Du fait de leurs pores très fin, la plupart des filtres sont équipés d’un système de pompe (type pompe à vélo) qui accélère le processus de filtration mais rend l’opération un peu plus physique ! D’autres filtres fonctionnent par gravitation (avec le poids de l’eau) ou par aspiration (principe des vases communicants ou du réservoir que l’on siphonne).
Filtre par gravitation KATADYN Gravity Camp
Disponible chez Snowleader
Certains filtres, enfin, sont directement montés sur une gourde, au bout d’une pipette plongée à l’intérieur ou installé au niveau du bouchon. C’est le cas par exemple des modèles BEFREE de Katadyn ou LIFESTRAW GO (disponible en plusieurs coloris). Ici encore, plus les pores seront fins, plus il sera difficile d’aspirer l’eau.
Gourde Filtrante Humagreen
=> Voir notre test de la gourde filtrante Humagreen
Les désinfectants chimiques
Les désinfectants chimiques utilisés pour purifier l’eau fonctionnent de la même manière que le spray désinfectant utilisé pour soigner les bobos : au contact de l’agent chimique, les bactéries et virus contenus dans l’eau sont tués. Les désinfectants existent sous plusieurs formes.
Les pastilles de purification
Légères, peu encombrantes et très abordables, les pastilles au chlore ou à l’iode de type MICROPUR, MICROPUR FORTE ou AQUATABS éliminent efficacement bactéries et virus et sont aujourd’hui très répandues dans toutes les activités de plein air. Le processus de purification, en revanche, reste assez long (entre 30 minutes et 2 heures selon le type de pastille et la propreté de l’eau), nécessite de respecter la température d’utilisation et laisse à l’eau une saveur… particulière. Enfin, les pastilles sont inefficaces contre les particules solides et les polluants chimiques.
- MICROPUR FORTE : ces pastilles sont efficaces après 30 minutes contre bactéries et virus, et après 2 heures contre les protozoaires ; elles contiennent par ailleurs des ions d’argents qui permettront de conserver l’eau pure jusqu’à 60 jours. Disponibles au meilleur prix chez Snowleader, par boîtes de 100 comprimés.

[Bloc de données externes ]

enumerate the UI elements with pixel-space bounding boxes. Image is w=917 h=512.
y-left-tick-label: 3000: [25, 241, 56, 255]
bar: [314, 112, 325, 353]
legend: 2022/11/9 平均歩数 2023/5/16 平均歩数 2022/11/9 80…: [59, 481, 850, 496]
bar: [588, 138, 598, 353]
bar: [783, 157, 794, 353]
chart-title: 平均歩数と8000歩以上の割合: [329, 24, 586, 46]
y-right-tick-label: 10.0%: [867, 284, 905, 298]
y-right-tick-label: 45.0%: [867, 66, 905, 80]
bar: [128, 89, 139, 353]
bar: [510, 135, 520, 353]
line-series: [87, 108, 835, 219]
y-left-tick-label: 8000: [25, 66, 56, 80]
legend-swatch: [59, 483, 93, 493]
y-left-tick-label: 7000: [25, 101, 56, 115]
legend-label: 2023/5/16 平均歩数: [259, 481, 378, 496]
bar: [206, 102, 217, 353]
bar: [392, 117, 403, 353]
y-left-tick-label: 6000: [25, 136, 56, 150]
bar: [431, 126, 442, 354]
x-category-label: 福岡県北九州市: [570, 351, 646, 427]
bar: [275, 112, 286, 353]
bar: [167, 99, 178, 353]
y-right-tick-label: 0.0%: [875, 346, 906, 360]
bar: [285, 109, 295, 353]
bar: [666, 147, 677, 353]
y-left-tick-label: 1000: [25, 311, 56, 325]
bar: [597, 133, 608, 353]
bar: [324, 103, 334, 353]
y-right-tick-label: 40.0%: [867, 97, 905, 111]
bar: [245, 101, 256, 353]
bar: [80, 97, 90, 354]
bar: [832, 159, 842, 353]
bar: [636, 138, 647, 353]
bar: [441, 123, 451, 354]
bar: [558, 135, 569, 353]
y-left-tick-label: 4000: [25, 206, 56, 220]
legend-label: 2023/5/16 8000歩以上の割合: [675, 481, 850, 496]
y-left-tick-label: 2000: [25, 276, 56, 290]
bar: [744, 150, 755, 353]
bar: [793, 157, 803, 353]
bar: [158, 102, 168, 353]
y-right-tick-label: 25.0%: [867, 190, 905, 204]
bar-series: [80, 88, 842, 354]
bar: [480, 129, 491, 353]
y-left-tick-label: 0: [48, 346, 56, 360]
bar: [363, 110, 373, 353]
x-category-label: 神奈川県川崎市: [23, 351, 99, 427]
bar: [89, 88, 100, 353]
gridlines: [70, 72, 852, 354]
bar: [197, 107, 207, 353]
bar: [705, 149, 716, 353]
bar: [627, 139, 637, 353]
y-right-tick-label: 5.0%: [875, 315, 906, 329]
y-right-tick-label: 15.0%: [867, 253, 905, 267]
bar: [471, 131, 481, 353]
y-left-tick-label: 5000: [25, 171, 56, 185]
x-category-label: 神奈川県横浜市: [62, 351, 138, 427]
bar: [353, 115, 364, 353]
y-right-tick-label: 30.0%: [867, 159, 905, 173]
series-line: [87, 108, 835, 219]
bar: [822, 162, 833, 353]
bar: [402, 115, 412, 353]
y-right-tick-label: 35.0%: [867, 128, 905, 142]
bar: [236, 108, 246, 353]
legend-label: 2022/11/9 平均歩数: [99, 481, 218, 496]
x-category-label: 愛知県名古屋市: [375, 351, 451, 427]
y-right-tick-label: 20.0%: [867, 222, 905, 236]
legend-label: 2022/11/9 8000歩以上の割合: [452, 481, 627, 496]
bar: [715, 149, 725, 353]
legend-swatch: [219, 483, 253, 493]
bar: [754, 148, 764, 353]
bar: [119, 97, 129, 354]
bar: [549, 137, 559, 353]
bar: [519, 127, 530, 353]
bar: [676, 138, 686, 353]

- MICROPUR : pastilles efficaces contre bactéries, protozoaires et virus après 2 heures d’action mais l’eau devra être consommée sous 24 heures. Disponibles au meilleur prix chez Decathlon, par boîtes de 50 comprimés.
- AQUATABS : ces pastilles agissent après 30 minutes contre bactéries, virus et certains protozoaires (comme le giardia, mais pas le cryptosporidium) ; l’eau devra être consommée sous 24 heures
Les désinfectants classiques
Le chlore, l’eau de Javel ou l’iode permettent également de purifier l’eau ; ils requirent néanmoins un dosage précis et doivent agir pendant au moins 30 minutes pour être efficaces sans être toxiques. Ils sont surtout utilisés pour purifier de grands volumes d’eau (jerrycan, réservoir de camping-car…).
Le filtre résine imprégné d’iode
Un filtre mécanique associé à un agent chimique (compris à l’intérieur de la cartouche du filtre) qui désactive les virus lors de la filtration de l’eau, mais sans pour autant les tuer. A ce jour l’un des meilleurs moyens de filtration, mais il demeure coûteux et présente des dangers pour la santé en cas d’utilisation régulière.
Les rayonnements ultra-violet (UV)
L’équivalent d’un stylo que l’on plonge dans le récipient d’eau et qui neutralise les micro-organismes pathogènes. Le système est léger, de taille réduite, rapide à utiliser et fiable ; efficace contre 99% des contaminants biologiques. Le stylo-UV, néanmoins, nécessite des piles pour fonctionner, est très cher et très fragile et se contente de neutraliser les organismes pathogènes sans les tuer. Il est par ailleurs totalement inefficace contre les contaminants chimiques.
Choisir ses moyens de filtration/purification en fonction de sa destination
Il n’existe pas encore de procédé efficace à la fois contre les particules en suspension dans l’eau, les micro-organismes, les polluants chimiques et les radiations. Selon la région du monde dans laquelle vous vous rendez, il sera alors nécessaire de combiner plusieurs systèmes de filtration/purification.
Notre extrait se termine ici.